Who measured the moisture level in the wood. 
High humidity in the air will show up on cold water lines as water condenses on the pipes.
Sealing the crawlspace would mean that every nick and cranny that would allow air to enter or leave the house thru the floor.
They say dehumidifier but really it should be conditioned space and then you will really have a problem with you radon. 
I would do the perimeter drain as described and the poly and what ever you have to do about the radon and put a vent fan in and keep the air moving, insulate any cold water pipes down there, you just by foam covers that slip over the pipe..
All this work will have to be done regardless of what you do.


----------



## dgarrity (Sep 7, 2016)

I do not understand why I would need to do a perimeter drain as there is no water under the house and no drain pipes under the house.  And I do not understand your comment about radon.  Please advise.

Thanks,

dgarrity


----------



## nealtw (Sep 7, 2016)

I know little about radon but I suspect there are levels, some will be removed with cross venting, the next level would need roof vent and at some level would need power venting thru the roof.
What ever you do with the crawlspace, requires that water from the ground is impossible or as near to that as you can, so no matter what you are going to do you should always have the dirt covered, and drained.
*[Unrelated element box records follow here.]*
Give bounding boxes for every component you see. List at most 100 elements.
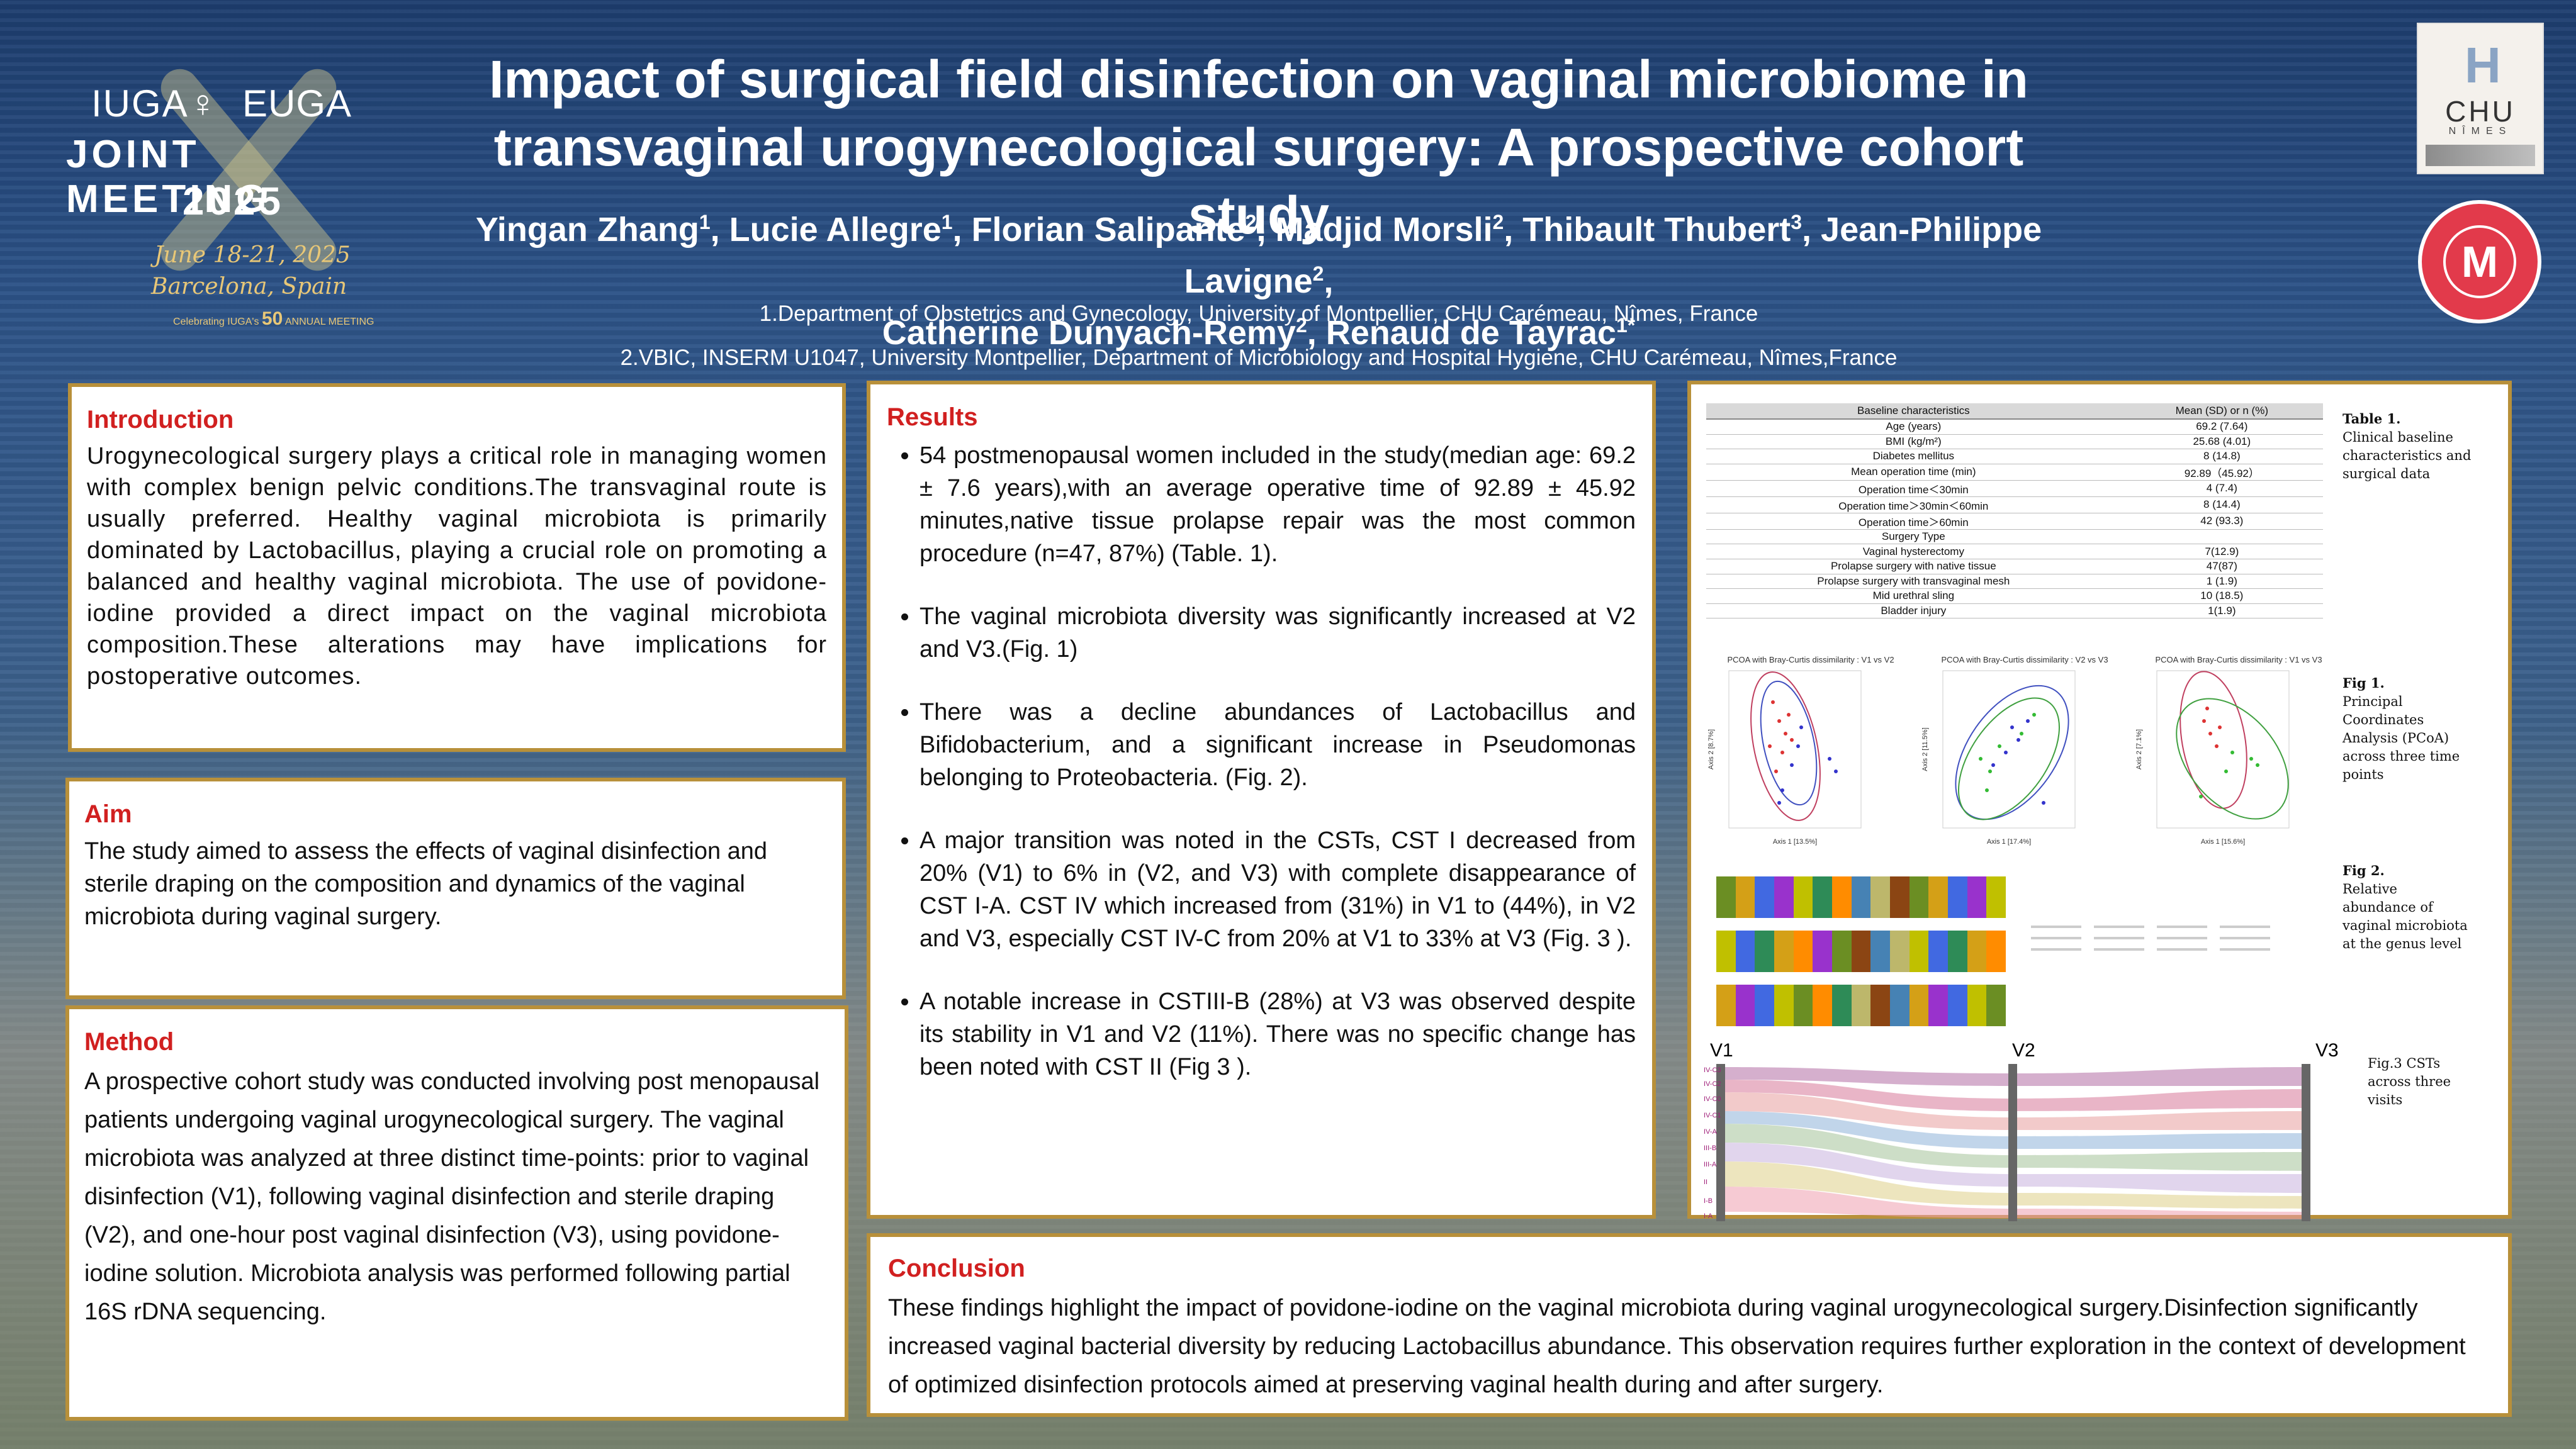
chu-bar xyxy=(2426,145,2535,166)
table-cell: 47(87) xyxy=(2120,559,2323,574)
pcoa-points-v2 xyxy=(1991,719,2045,805)
table-cell: Vaginal hysterectomy xyxy=(1706,544,2121,559)
pcoa-points-v3 xyxy=(2199,751,2259,798)
table-row: Surgery Type xyxy=(1706,529,2323,545)
affiliation-2: 2.VBIC, INSERM U1047, University Montpel… xyxy=(620,345,1898,370)
fig3-caption: Fig.3 CSTs across three visits xyxy=(2368,1056,2451,1107)
pcoa-xlabel: Axis 1 [15.6%] xyxy=(2201,838,2245,846)
pcoa-points-v1 xyxy=(2202,707,2222,748)
author-sup: 2 xyxy=(1295,314,1307,337)
aim-section: Aim The study aimed to assess the effect… xyxy=(65,778,846,999)
authors-line-2: Catherine Dunyach-Remy2, Renaud de Tayra… xyxy=(882,314,1636,352)
results-heading: Results xyxy=(887,403,978,431)
pcoa-plot: Axis 1 [17.4%] Axis 2 [11.5%] xyxy=(1921,670,2076,846)
author-sup: 2 xyxy=(1312,262,1324,285)
anniversary-suffix: ANNUAL MEETING xyxy=(284,316,374,327)
abundance-bar-v3 xyxy=(1716,985,2006,1026)
method-heading: Method xyxy=(84,1028,174,1056)
cst-label: IV-C3 xyxy=(1704,1066,1721,1074)
table-row: BMI (kg/m²) 25.68 (4.01) xyxy=(1706,434,2323,450)
chu-text: CHU xyxy=(2445,95,2516,128)
table-cell: 92.89（45.92） xyxy=(2120,464,2323,481)
baseline-table: Baseline characteristics Mean (SD) or n … xyxy=(1706,403,2323,619)
results-bullet: There was a decline abundances of Lactob… xyxy=(920,696,1636,794)
cst-label: III-A xyxy=(1704,1161,1717,1168)
conclusion-heading: Conclusion xyxy=(888,1255,1025,1282)
table-row: Mid urethral sling 10 (18.5) xyxy=(1706,588,2323,604)
results-bullet: A major transition was noted in the CSTs… xyxy=(920,824,1636,955)
conference-logo: IUGA♀ EUGA JOINT MEETING 2025 June 18-21… xyxy=(60,44,412,340)
visit-label-v1: V1 xyxy=(1710,1040,1733,1061)
chu-city: NÎMES xyxy=(2448,126,2512,137)
table-row: Operation time＞30min＜60min 8 (14.4) xyxy=(1706,496,2323,513)
author-name: Lucie Allegre xyxy=(729,211,942,249)
year-text: 2025 xyxy=(183,180,284,223)
author-sup: 3 xyxy=(1791,211,1803,233)
anniversary-badge: Celebrating IUGA's 50 ANNUAL MEETING xyxy=(173,308,374,330)
table-cell: Age (years) xyxy=(1706,419,2121,435)
meeting-dates: June 18-21, 2025 xyxy=(154,242,351,268)
table-row: Mean operation time (min) 92.89（45.92） xyxy=(1706,464,2323,481)
results-bullet: The vaginal microbiota diversity was sig… xyxy=(920,600,1636,666)
cst-label: IV-C1 xyxy=(1704,1112,1721,1119)
table1-caption: Table 1. Clinical baseline characteristi… xyxy=(2343,410,2494,483)
author-name: Florian Salipante xyxy=(971,211,1246,249)
university-montpellier-seal: M xyxy=(2418,200,2541,323)
table-cell: Bladder injury xyxy=(1706,603,2121,619)
euga-logo-text: EUGA xyxy=(242,82,352,125)
abundance-bar-v2 xyxy=(1716,931,2006,972)
table-row: Operation time＞60min 42 (93.3) xyxy=(1706,513,2323,530)
pcoa-xlabel: Axis 1 [13.5%] xyxy=(1773,838,1817,846)
pcoa-title: PCOA with Bray-Curtis dissimilarity : V1… xyxy=(1727,655,1894,664)
stratum-v1 xyxy=(1716,1064,1725,1221)
affiliation-1: 1.Department of Obstetrics and Gynecolog… xyxy=(759,301,1758,326)
meeting-location: Barcelona, Spain xyxy=(151,274,347,299)
pcoa-ylabel: Axis 2 [11.5%] xyxy=(1921,727,1929,771)
aim-text: The study aimed to assess the effects of… xyxy=(84,838,768,930)
pcoa-panel-1: PCOA with Bray-Curtis dissimilarity : V1… xyxy=(1704,655,1918,856)
visit-label-v3: V3 xyxy=(2315,1040,2339,1061)
table-row: Prolapse surgery with transvaginal mesh 1… xyxy=(1706,574,2323,590)
cst-label: III-B xyxy=(1704,1144,1716,1152)
author-sup: 1 xyxy=(941,211,953,233)
chu-nimes-logo: H CHU NÎMES xyxy=(2417,23,2544,174)
pcoa-plot: Axis 1 [13.5%] Axis 2 [8.7%] xyxy=(1707,670,1862,846)
visit-label-v2: V2 xyxy=(2012,1040,2035,1061)
author-name: Thibault Thubert xyxy=(1522,211,1791,249)
table-cell: Operation time＞60min xyxy=(1706,513,2121,530)
author-name: Yingan Zhang xyxy=(475,211,699,249)
table-cell: 4 (7.4) xyxy=(2120,480,2323,497)
table-cell: Mid urethral sling xyxy=(1706,588,2121,604)
table-row: Prolapse surgery with native tissue 47(87… xyxy=(1706,559,2323,574)
table-cell: 10 (18.5) xyxy=(2120,588,2323,604)
author-name: Jean-Philippe Lavigne xyxy=(1184,211,2042,300)
poster-title: Impact of surgical field disinfection on… xyxy=(441,45,2077,249)
iuga-logo-text: IUGA♀ xyxy=(91,82,218,125)
author-name: Madjid Morsli xyxy=(1275,211,1493,249)
table-cell: 8 (14.4) xyxy=(2120,496,2323,513)
chu-h-letter: H xyxy=(2465,37,2501,93)
title-line-1: Impact of surgical field disinfection on… xyxy=(489,50,2028,109)
caption-label: Fig 2. xyxy=(2343,863,2385,878)
method-section: Method A prospective cohort study was co… xyxy=(65,1005,848,1421)
table-cell: Operation time＞30min＜60min xyxy=(1706,496,2121,513)
cst-label: I-A xyxy=(1704,1212,1713,1220)
cst-label: I-B xyxy=(1704,1197,1713,1205)
table-cell: 42 (93.3) xyxy=(2120,513,2323,530)
anniversary-prefix: Celebrating IUGA's xyxy=(173,316,259,327)
conclusion-text: These findings highlight the impact of p… xyxy=(888,1295,2466,1398)
table-cell: Operation time＜30min xyxy=(1706,480,2121,497)
stratum-v3 xyxy=(2302,1064,2310,1221)
cst-label: IV-C2 xyxy=(1704,1080,1721,1088)
author-name: Renaud de Tayrac xyxy=(1325,314,1616,352)
results-list: 54 postmenopausal women included in the … xyxy=(887,439,1636,1083)
introduction-section: Introduction Urogynecological surgery pl… xyxy=(68,383,846,752)
table-cell: 1 (1.9) xyxy=(2120,574,2323,590)
table-cell: 1(1.9) xyxy=(2120,603,2323,619)
joint-meeting-text: JOINT MEETING xyxy=(66,133,271,221)
caption-text: Principal Coordinates Analysis (PCoA) ac… xyxy=(2343,694,2460,782)
title-line-2: transvaginal urogynecological surgery: A… xyxy=(493,118,2024,245)
abundance-bar-v1 xyxy=(1716,876,2006,918)
fig1-caption: Fig 1. Principal Coordinates Analysis (P… xyxy=(2343,674,2468,784)
authors-line-1: Yingan Zhang1, Lucie Allegre1, Florian S… xyxy=(475,211,2042,300)
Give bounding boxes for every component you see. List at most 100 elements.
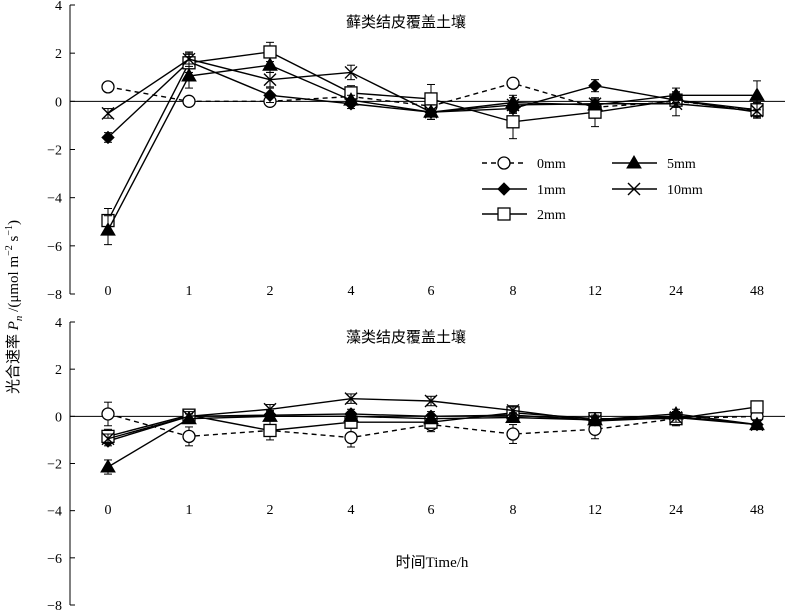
data-point-algae-0mm (344, 430, 358, 445)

A lot depends on what the source of moisture is.
Moisture from the air has been dealt with for hundreds of years with just passive venting.
Moisture from the ground, that can not be detected by eye.
As the crawlspace is always just a little cooler than the inside of the house, warm moist air from the house can be forced thru holes in the floor and with the crawlspace being a little cooler that moisture will condense on any thing down there.
So as I suggested earlier, get an engineer that specializes in moisture problems to look at the whole situation.


----------



## dgarrity (Sep 8, 2016)

Good advice!! I will get an engineer to look at the whole situation.

Thanks again,

dgarrity


----------